Paul West on Alejo Carpentier

More from Mutual Impressions: Writers from the Americas Reading One Another:
Not quite deadpan, he stares from the jacket with forebearing suavity. His cleft chin droops like a wattle and his left hand, advanced along his thigh to span its girth between thumb and forefinger, looks draped, vegetal, and, because so near the camera, oversized. Thus Jean-Pierre Couderc's photograph of Alejo Carpentier, as of a haughtier or exasperated Herbert Marshall: but what comes through most subtly of all in this extraordinary portrait is the fastidious, high-level canniness of a mind as much attuned to ephemera as to cyclical time, as much aware of time that is seasonal as of time that is mere chronicity. This is Cuba's UNESCO man in Paris (the very concept gives one pause), but also, and perhaps more than any novelist since Proust, Our Man in Continuum, whose chosen emblems—Haitian history; a voyage up the Orinoco; the Machado dictatorship; conquered Guadaloupe; time reversed seen as an exercise in optional thinking—have always more than a topical resonance and pluck at the mind's underside with irresistible energy, scotchig roles and eras and taxonomies in the interests of a profuse contingency, a flux we never quite see whole or get accustomed to but temporarily endure while trying to relish it as the only thing that consciousness is offered. In a word, Carpentier implies an All. Imply means to infold, and that he does non-stop, with tough finesse.

What a spacious, noble view of fiction he has, proposing not chemisms, the darkling plain, the long arm of coincidence, the involutnary memory, the absurd, an E. M. Forsterian small platoon, or an "analogical consciousness" out of "Morelli" by Cortázar, but a vision of the horn of plenty forever exploding, forever settling in bits that belong together more than they don't because there is nothing else for them to do. In Carpentier the All and the One remain unknown, and suspect even, but the aggregator of the Many, gorgeous and higgledy-piggledy, does duty for them, never construable but always lapped up.

This is unusual, a far cri de coeur from the doting, philatelical chosisme of Robbe-Grillet, say, or the infuriated listing (in both senses) of Goytisolo's Count Julian, or the voluptuous tactilities of Yukio Mishima.

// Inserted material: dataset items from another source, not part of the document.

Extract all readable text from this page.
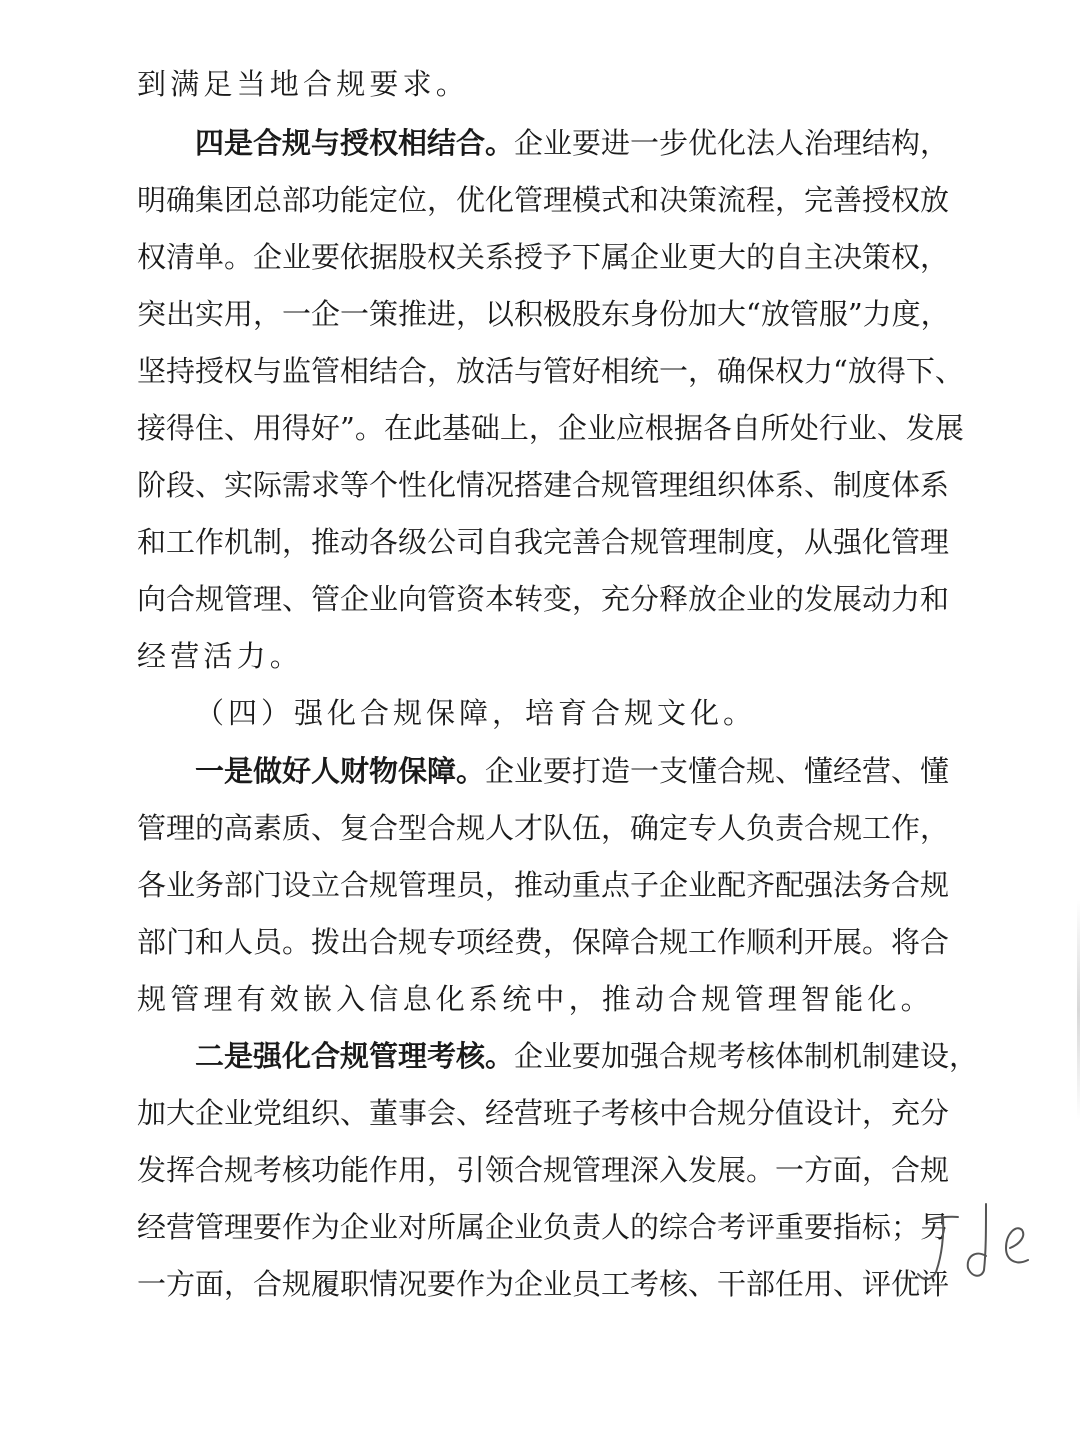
到满足当地合规要求。
四是合规与授权相结合。企业要进一步优化法人治理结构，
明确集团总部功能定位，优化管理模式和决策流程，完善授权放
权清单。企业要依据股权关系授予下属企业更大的自主决策权，
突出实用，一企一策推进，以积极股东身份加大“放管服”力度，
坚持授权与监管相结合，放活与管好相统一，确保权力“放得下、
接得住、用得好”。在此基础上，企业应根据各自所处行业、发展
阶段、实际需求等个性化情况搭建合规管理组织体系、制度体系
和工作机制，推动各级公司自我完善合规管理制度，从强化管理
向合规管理、管企业向管资本转变，充分释放企业的发展动力和
经营活力。
（四）强化合规保障，培育合规文化。
一是做好人财物保障。企业要打造一支懂合规、懂经营、懂
管理的高素质、复合型合规人才队伍，确定专人负责合规工作，
各业务部门设立合规管理员，推动重点子企业配齐配强法务合规
部门和人员。拨出合规专项经费，保障合规工作顺利开展。将合
规管理有效嵌入信息化系统中，推动合规管理智能化。
二是强化合规管理考核。企业要加强合规考核体制机制建设，
加大企业党组织、董事会、经营班子考核中合规分值设计，充分
发挥合规考核功能作用，引领合规管理深入发展。一方面，合规
经营管理要作为企业对所属企业负责人的综合考评重要指标；另
一方面，合规履职情况要作为企业员工考核、干部任用、评优评
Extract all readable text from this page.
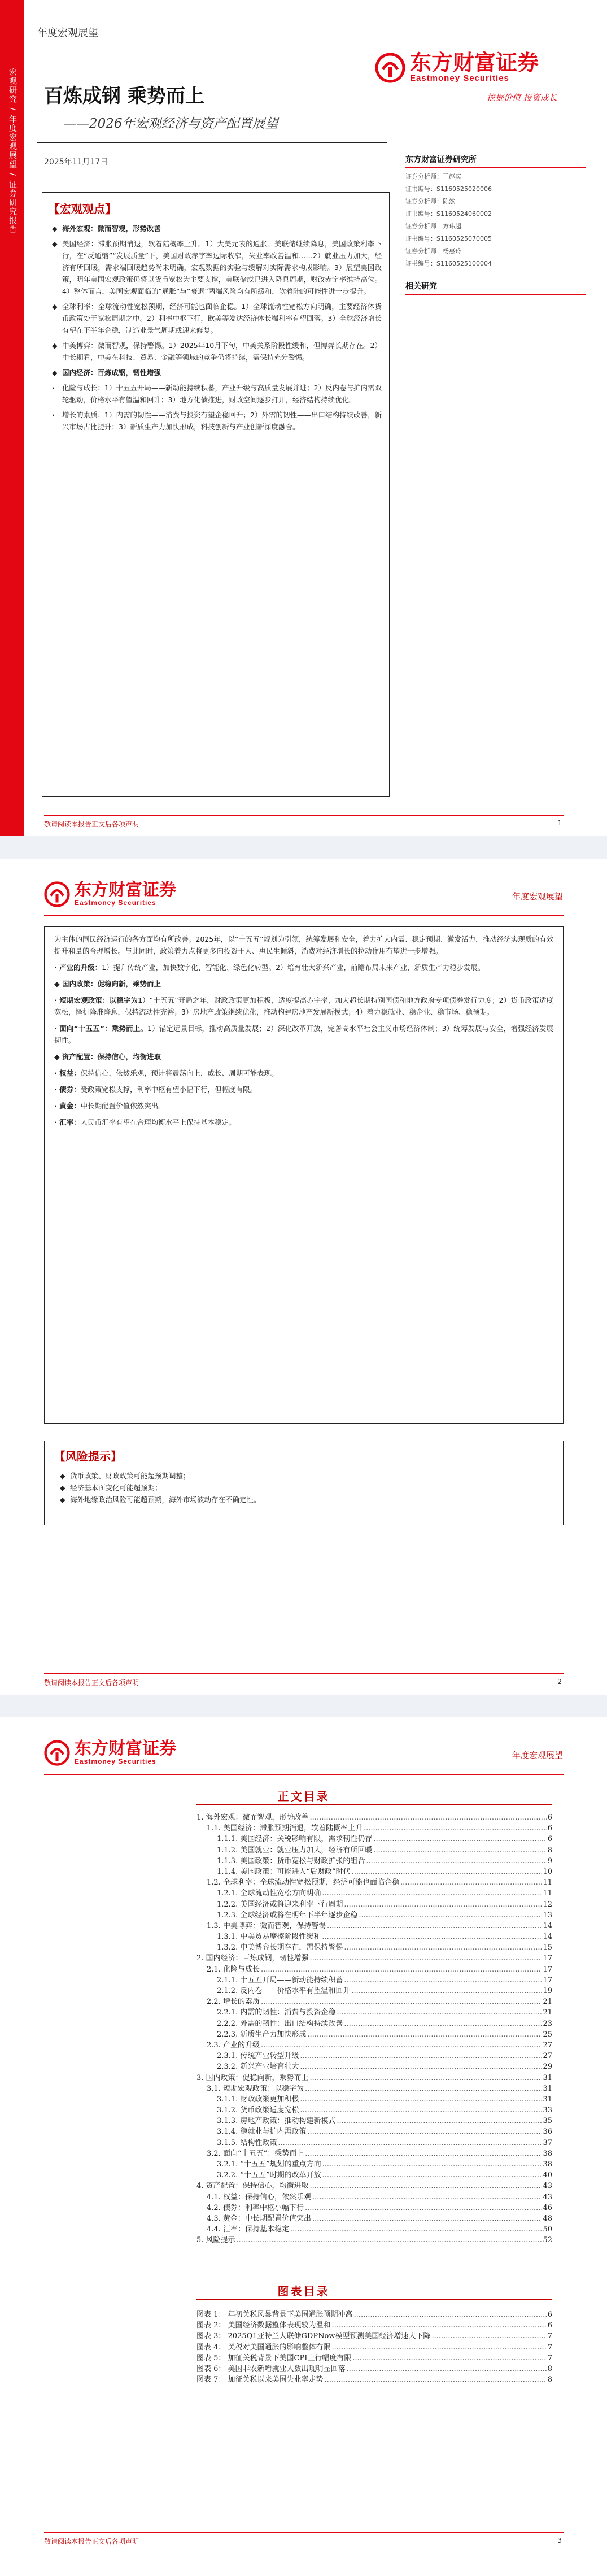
宏观研究 / 年度宏观展望 / 证券研究报告
年度宏观展望
东方财富证券
Eastmoney Securities
挖掘价值 投资成长
百炼成钢 乘势而上
——2026年宏观经济与资产配置展望
2025年11月17日	东方财富证券研究所
证券分析师：王赵宾
证书编号：S1160525020006
证券分析师：陈然
证书编号：S1160524060002
证券分析师：方玮超
证书编号：S1160525070005
证券分析师：杨惠玲
证书编号：S1160525100004
相关研究
【宏观观点】
◆ 海外宏观：微而智观，形势改善
◆ 美国经济：滞胀预期消退，软着陆概率上升。1）大美元表的通胀。美联储继续降息，美国政策利率下行，在“反通缩”“发展质量”下，美国财政赤字率边际收窄，失业率改善温和……2）就业压力加大，经济有所回暖，需求端回暖趋势尚未明确，宏观数据的实验与缓解对实际需求构成影响。3）展望美国政策，明年美国宏观政策仍将以货币宽松为主要支撑，美联储或已进入降息周期，财政赤字率维持高位。4）整体而言，美国宏观面临的“通胀”与“衰退”两端风险均有所缓和，软着陆的可能性进一步提升。
◆ 全球利率：全球流动性宽松预期，经济可能也面临企稳。1）全球流动性宽松方向明确，主要经济体货币政策处于宽松周期之中。2）利率中枢下行，欧美等发达经济体长端利率有望回落。3）全球经济增长有望在下半年企稳，制造业景气周期或迎来修复。
◆ 中美博弈：微而智观，保持警惕。1）2025年10月下旬，中美关系阶段性缓和，但博弈长期存在。2）中长期看，中美在科技、贸易、金融等领域的竞争仍将持续，需保持充分警惕。
◆ 国内经济：百炼成钢，韧性增强
·	化险与成长：1）十五五开局——新动能持续积蓄，产业升级与高质量发展并进；2）反内卷与扩内需双轮驱动，价格水平有望温和回升；3）地方化债推进，财政空间逐步打开，经济结构持续优化。
·	增长的素质：1）内需的韧性——消费与投资有望企稳回升；2）外需的韧性——出口结构持续改善，新兴市场占比提升；3）新质生产力加快形成，科技创新与产业创新深度融合。
敬请阅读本报告正文后各项声明	1
东方财富证券
Eastmoney Securities
年度宏观展望

为主体的国民经济运行的各方面均有所改善。2025年，以“十五五”规划为引领，统筹发展和安全，着力扩大内需、稳定预期、激发活力，推动经济实现质的有效提升和量的合理增长。与此同时，政策着力点将更多向投资于人、惠民生倾斜，消费对经济增长的拉动作用有望进一步增强。

· 产业的升级：1）提升传统产业，加快数字化、智能化、绿色化转型。2）培育壮大新兴产业，前瞻布局未来产业，新质生产力稳步发展。

◆ 国内政策：促稳向新，乘势而上

· 短期宏观政策：以稳字为1）“十五五”开局之年，财政政策更加积极，适度提高赤字率，加大超长期特别国债和地方政府专项债券发行力度；2）货币政策适度宽松，择机降准降息，保持流动性充裕；3）房地产政策继续优化，推动构建房地产发展新模式；4）着力稳就业、稳企业、稳市场、稳预期。

· 面向“十五五”：乘势而上。1）锚定远景目标，推动高质量发展；2）深化改革开放，完善高水平社会主义市场经济体制；3）统筹发展与安全，增强经济发展韧性。

◆ 资产配置：保持信心，均衡进取

· 权益：保持信心，依然乐观，预计将震荡向上，成长、周期可能表现。

· 债券：受政策宽松支撑，利率中枢有望小幅下行，但幅度有限。

· 黄金：中长期配置价值依然突出。

· 汇率：人民币汇率有望在合理均衡水平上保持基本稳定。

【风险提示】
◆ 货币政策、财政政策可能超预期调整；
◆ 经济基本面变化可能超预期；
◆ 海外地缘政治风险可能超预期，海外市场波动存在不确定性。
敬请阅读本报告正文后各项声明	2
东方财富证券
Eastmoney Securities
年度宏观展望
正文目录
1. 海外宏观：微而智观，形势改善 .....	6
1.1. 美国经济：滞胀预期消退，软着陆概率上升 .....	6
1.1.1. 美国经济：关税影响有限，需求韧性仍存 .....	6
1.1.2. 美国就业：就业压力加大，经济有所回暖 .....	8
1.1.3. 美国政策：货币宽松与财政扩张的组合 .....	9
1.1.4. 美国政策：可能进入“后财政”时代 .....	10
1.2. 全球利率：全球流动性宽松预期，经济可能也面临企稳 .....	11
1.2.1. 全球流动性宽松方向明确 .....	11
1.2.2. 美国经济或将迎来利率下行周期 .....	12
1.2.3. 全球经济或将在明年下半年逐步企稳 .....	13
1.3. 中美博弈：微而智观，保持警惕 .....	14
1.3.1. 中美贸易摩擦阶段性缓和 .....	14
1.3.2. 中美博弈长期存在，需保持警惕 .....	15
2. 国内经济：百炼成钢，韧性增强 .....	17
2.1. 化险与成长 .....	17
2.1.1. 十五五开局——新动能持续积蓄 .....	17
2.1.2. 反内卷——价格水平有望温和回升 .....	19
2.2. 增长的素质 .....	21
2.2.1. 内需的韧性：消费与投资企稳 .....	21
2.2.2. 外需的韧性：出口结构持续改善 .....	23
2.2.3. 新质生产力加快形成 .....	25
2.3. 产业的升级 .....	27
2.3.1. 传统产业转型升级 .....	27
2.3.2. 新兴产业培育壮大 .....	29
3. 国内政策：促稳向新，乘势而上 .....	31
3.1. 短期宏观政策：以稳字为 .....	31
3.1.1. 财政政策更加积极 .....	31
3.1.2. 货币政策适度宽松 .....	33
3.1.3. 房地产政策：推动构建新模式 .....	35
3.1.4. 稳就业与扩内需政策 .....	36
3.1.5. 结构性政策 .....	37
3.2. 面向“十五五”：乘势而上 .....	38
3.2.1. “十五五”规划的重点方向 .....	38
3.2.2. “十五五”时期的改革开放 .....	40
4. 资产配置：保持信心，均衡进取 .....	43
4.1. 权益：保持信心，依然乐观 .....	43
4.2. 债券：利率中枢小幅下行 .....	46
4.3. 黄金：中长期配置价值突出 .....	48
4.4. 汇率：保持基本稳定 .....	50
5. 风险提示 .....	52
图表目录
图表 1： 年初关税风暴背景下美国通胀预期冲高 .....	6
图表 2： 美国经济数据整体表现较为温和 .....	6
图表 3： 2025Q1亚特兰大联储GDPNow模型预测美国经济增速大下降 .....	7
图表 4： 关税对美国通胀的影响整体有限 .....	7
图表 5： 加征关税背景下美国CPI上行幅度有限 .....	7
图表 6： 美国非农新增就业人数出现明显回落 .....	8
图表 7： 加征关税以来美国失业率走势 .....	8
敬请阅读本报告正文后各项声明	3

It's akin to the optical illusions Claude Simon practices in Conducting Bodies, but altogether more voluminous, zestful, and more fun. A wild and whirling head has developed a flair for appetizing specificities, and Carpentier is a master of both detail and mass, of both fixity and flux. With none of Beckett's reductive extremism, little of Joyce's word-smelting multiplicity, he sometimes seems the only senior novelist today possessed of the view from a long way off: as if, during a sojourn on some noetic planet circling Barnard's star, he had seen mankind plain, and all our thinking, our births and deaths, our myths and structures and dreams, all our bittersweet velleities, rammed up against the anonymous doings of nature. Unlike Robert Graves, who once claimed that by holding a Roman coin in his hand he could transport himself back to Roman times, Carpentier uses astute vicariousness to guess what the coin would be like. He is one of the few writers of whom you can say: If we didn't exist, he would be able to imagine us (assuming he was the only human). In other words, he can not only describe; he can describe what no-one has seen; and, best, he seems to have the hypothetical gift of suggesting, as he describes that his description—a text woven from words—is experience newly reified, made more available, more dependable, and more reassuring, than daily bread or daily trash.
Unfortunately, the photograph above is not the one referred to in the text; I can't find that one or one that matches its description, but I hope the above gives you some idea.